Prior to predicting the tumor purity by random forest regression, a grid search with 10-fold cross-validation was performed to determine the optimal parameters. As the result of the grid search with 10-fold cross-validation, a maximum depth of 20 trees and a number of 500 trees were finally selected. We trained the random forest regressor using the selected parameters and predicted the test performance using the remaining test sets. Figure 1a presents the experimental results of the test data for the 16 tumor types, which shows that there is a high positive correlation between the observed tumor purity values (CPE) and the values predicted by random forest regression (PCC = 0.8626). The MSE of the random forest regression for the test data was 0.0067. When comparing the prediction results for each tumor type, brain lower-grade glioma (LGG) showed the best results at 0.0024, and prostate adenocarcinoma (PRAD) was the worst at 0.0114 (Figure 1b). The random forest regressor showed good prediction results regardless of the tumor type, although the predictive performances were slightly different for each tumor type.

3.2. Identification of the Informative miRNAs with Feature Importance

Feature-importance scores were acquired from random forest regression. We examined the feature-importance scores to identify miRNAs that are important in tumor purity estimation. Table 3 shows the top 10 miRNAs ranked by their feature-importance scores. The miRNA with the highest feature-importance score was hsa-mir-155, which is required for CD8(+) T-cell responses to cancer [27]. Similarly, it has been shown that hsa-mir-155 overexpression enhances the anti-tumor response [27]. The second most abundant miRNA, hsa-mir-4772, has been reported as a prognostic biomarker for tumor recurrence in patients with stage II and stage III colon cancer [28]. Third, hsa-mir-142 was downregulated in hepatocellular carcinoma (HCC), and its expression level decreased as the disease worsened [29]. The overexpression of hsa-mir-142 significantly suppresses HCC cell migration and invasion [29]. Moreover, hsa-mir-150 also acts as a biomarker for hepatitis B virus-related HCC [30]. The serum hsa-mir-150 expression is considerably reduced in HCC patients compared to healthy controls [30]. In addition, hsa-miR-150 is noticeably downregulated in advanced cutaneous T-cell lymphoma, and the downregulation of hsa-miR-150 is related to tumor invasion and metastasis [31]. hsa-miR-223 inhibits the expression of various genes involved in inflammation and modulates tumor malignancy [32,33]. The expression of hsa-miR-200c and hsa-miR-200a modulates the epithelial-to-mesenchymal transition (EMT) of various tumor types [34,35,36]. In particular, hsa-miR-200c has recently been shown to play a role in interactions between tumor cells and macrophages [37]. Moreover, a recent study showed that has-miR-200a activates the expression of PD-L1 and dysregulates anti-tumor immunity [38]. has-miR-141 is a member of the miR-200 family, and this miRNA is located next to hsa-miR-200c on chromosome 12. Thus, the hsa-miR-141 also has a similar role to other miRNAs within the miR-200 family. The abnormal expression of miR-92a family members is found in various malignant tumors such as oral squamous cell carcinoma and acute myeloid leukemia [39,40]. miR-22 also plays a biological role in tumor angiogenesis, EMT, proliferation, migration, invasion, etc. [41].
Furthermore, we calculated the PCC between miRNA expression and tumor purity (CPE). It was noted that the PCCs for the top five miRNAs were negative.

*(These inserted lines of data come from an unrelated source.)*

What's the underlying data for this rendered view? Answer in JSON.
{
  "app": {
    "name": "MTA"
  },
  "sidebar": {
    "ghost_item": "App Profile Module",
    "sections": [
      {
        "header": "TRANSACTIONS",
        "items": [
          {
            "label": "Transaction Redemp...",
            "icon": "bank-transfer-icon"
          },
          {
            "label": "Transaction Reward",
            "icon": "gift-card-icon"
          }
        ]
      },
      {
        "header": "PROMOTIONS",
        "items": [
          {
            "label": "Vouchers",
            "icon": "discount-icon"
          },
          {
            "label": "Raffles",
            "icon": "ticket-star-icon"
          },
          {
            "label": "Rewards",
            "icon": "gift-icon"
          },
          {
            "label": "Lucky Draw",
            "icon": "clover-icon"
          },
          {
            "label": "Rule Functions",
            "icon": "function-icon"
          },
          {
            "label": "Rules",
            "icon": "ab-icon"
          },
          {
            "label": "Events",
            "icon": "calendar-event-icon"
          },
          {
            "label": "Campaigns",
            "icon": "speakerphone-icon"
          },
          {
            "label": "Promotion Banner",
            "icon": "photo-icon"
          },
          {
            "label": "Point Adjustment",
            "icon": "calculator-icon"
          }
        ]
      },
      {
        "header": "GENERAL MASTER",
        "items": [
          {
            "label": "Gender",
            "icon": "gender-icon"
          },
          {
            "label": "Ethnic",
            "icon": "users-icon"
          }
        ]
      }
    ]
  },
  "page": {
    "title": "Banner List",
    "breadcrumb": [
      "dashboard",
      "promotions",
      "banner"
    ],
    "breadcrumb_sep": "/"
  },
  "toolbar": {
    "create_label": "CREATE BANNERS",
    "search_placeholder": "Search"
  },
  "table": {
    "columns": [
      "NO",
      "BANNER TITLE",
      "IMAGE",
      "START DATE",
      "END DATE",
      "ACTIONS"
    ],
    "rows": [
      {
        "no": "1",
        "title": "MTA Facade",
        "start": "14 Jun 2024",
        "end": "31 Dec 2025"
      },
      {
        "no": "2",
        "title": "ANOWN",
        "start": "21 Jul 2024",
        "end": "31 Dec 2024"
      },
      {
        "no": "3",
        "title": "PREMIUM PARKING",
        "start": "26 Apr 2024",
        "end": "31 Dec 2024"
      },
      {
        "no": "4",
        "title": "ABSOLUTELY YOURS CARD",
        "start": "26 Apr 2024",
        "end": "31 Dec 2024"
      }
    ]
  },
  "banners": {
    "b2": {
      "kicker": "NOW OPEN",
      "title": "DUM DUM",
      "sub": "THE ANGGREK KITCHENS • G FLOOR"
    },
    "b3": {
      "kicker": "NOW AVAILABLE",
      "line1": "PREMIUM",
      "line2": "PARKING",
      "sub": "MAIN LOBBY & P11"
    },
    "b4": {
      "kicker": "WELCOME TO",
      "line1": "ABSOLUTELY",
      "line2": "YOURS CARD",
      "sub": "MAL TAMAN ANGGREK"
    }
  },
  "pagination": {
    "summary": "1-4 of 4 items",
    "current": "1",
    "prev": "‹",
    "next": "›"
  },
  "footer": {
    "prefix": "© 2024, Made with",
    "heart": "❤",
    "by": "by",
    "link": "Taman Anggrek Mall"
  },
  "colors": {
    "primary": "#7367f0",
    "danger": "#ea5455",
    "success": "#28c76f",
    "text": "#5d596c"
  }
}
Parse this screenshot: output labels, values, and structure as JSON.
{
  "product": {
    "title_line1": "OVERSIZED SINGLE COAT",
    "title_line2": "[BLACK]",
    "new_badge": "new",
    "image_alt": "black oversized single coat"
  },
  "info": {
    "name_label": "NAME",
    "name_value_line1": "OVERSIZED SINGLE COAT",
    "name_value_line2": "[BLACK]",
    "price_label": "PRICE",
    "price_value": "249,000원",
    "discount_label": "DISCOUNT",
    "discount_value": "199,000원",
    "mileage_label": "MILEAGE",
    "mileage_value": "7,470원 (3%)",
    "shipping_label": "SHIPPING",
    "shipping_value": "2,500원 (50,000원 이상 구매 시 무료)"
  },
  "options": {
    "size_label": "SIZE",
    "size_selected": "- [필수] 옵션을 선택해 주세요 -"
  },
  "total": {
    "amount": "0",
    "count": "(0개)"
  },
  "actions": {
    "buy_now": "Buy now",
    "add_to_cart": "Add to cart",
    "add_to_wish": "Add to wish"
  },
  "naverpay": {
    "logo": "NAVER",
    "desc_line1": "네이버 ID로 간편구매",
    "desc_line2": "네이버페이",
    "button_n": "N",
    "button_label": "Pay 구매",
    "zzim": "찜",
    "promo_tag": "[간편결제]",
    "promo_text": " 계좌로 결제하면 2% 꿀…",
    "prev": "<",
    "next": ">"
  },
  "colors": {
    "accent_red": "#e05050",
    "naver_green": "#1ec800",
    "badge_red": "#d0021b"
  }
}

3.3. Prediction Results of Models Based on miRNA Feature Importance

To assess the significance of miRNAs with high feature-importance scores, we constructed eight machine learning models to predict the tumor purity using only miRNAs. The prediction performance of the eight models was estimated by increasing the miRNA features one by one according to the feature-importance ranking (Figure 2).
The test MSEs using only hsa-mir-155, which is the top miRNA in terms of features, were 0.0143 (SVR) to 0.0183 (RFR) across the 16 tumor types. Although the overall performance was not good in the very simple model, it improved as the number of highly ranked miRNA features increased. Using the top 10 miRNA features, the test MSEs ranged from 0.0070 (RFR) to 0.0099 (ElasticNet). Although the performance of RFR models using all miRNAs (0.0067) was better than that of the models using a small number of highly ranked miRNAs, the results showed that a small number of highly ranked miRNAs could significantly predict the tumor purity.
In addition, for each tumor type, the test MSEs using only the 10 informative miRNAs were very similar to the prediction results obtained using all 1881 miRNAs (Figure 3). The tumor type that showed the best performance was the same as that obtained for all miRNAs, and the MSE was the same at 0.0024. The worst MSE was also observed in PRAD—the same tumor type as the result of all miRNAs. The MSE value was 0.0122. In addition, the other tumor types showed very similar MSE values, with differences ranging from 0.0000 to 0.0017. This indicates that miRNAs with high feature-importance scores had a great impact on tumor purity prediction, even with a small number of miRNAs.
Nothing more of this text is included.